Data Density Algorithms
Data Density/Mining Algorithms
LOF is a density-based algorithm for determining local outliers proposed by Breunig et al. in 2000. It is suitable for data with varying cluster densities and diverse dispersion. First, the local reachability density of each data point is calculated based on the density of its neighborhood. The local reachability density is then used to assign an outlier factor to each data point. This outlier factor indicates how anomalous a data point is. A higher factor indicates more anomalous data. Finally, the top k outliers are output.
--- Use LOF.
SELECT count(*)
FROM foo
ANOMALY_WINDOW(foo.i32, "algo=lof")
The following algorithms are in development:
- DBSCAN (Density-Based Spatial Clustering of Applications with Noise)

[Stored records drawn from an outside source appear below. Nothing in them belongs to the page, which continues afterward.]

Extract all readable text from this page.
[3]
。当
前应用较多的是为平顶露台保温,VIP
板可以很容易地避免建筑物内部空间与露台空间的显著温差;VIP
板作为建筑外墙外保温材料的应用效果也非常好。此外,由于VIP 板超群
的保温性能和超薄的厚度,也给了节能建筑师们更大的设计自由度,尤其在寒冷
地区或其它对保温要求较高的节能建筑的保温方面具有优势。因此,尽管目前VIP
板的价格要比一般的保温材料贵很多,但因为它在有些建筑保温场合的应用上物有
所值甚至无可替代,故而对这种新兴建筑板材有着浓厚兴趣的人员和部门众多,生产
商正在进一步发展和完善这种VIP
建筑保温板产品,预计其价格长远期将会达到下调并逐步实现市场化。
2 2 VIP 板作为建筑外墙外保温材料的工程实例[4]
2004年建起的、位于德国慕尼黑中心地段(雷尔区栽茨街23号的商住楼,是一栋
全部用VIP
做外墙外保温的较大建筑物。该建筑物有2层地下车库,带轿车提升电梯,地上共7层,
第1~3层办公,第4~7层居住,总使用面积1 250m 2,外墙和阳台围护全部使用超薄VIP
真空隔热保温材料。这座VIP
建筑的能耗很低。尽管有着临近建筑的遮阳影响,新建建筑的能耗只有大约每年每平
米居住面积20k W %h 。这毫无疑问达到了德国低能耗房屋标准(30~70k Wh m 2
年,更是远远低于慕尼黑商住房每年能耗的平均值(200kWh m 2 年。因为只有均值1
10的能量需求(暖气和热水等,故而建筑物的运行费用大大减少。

- K-Nearest Neighbors (KNN)
- Principal Component Analysis (PCA)
Third-party anomaly detection algorithms:
- PyOD
References
- Breunig, M. M.; Kriegel, H.-P.; Ng, R. T.; Sander, J. (2000). LOF: Identifying Density-based Local Outliers (PDF). Proceedings of the 2000 ACM SIGMOD International Conference on Management of Data. SIGMOD. pp. 93–104. doi:10.1145/335191.335388. ISBN 1-58113-217-4.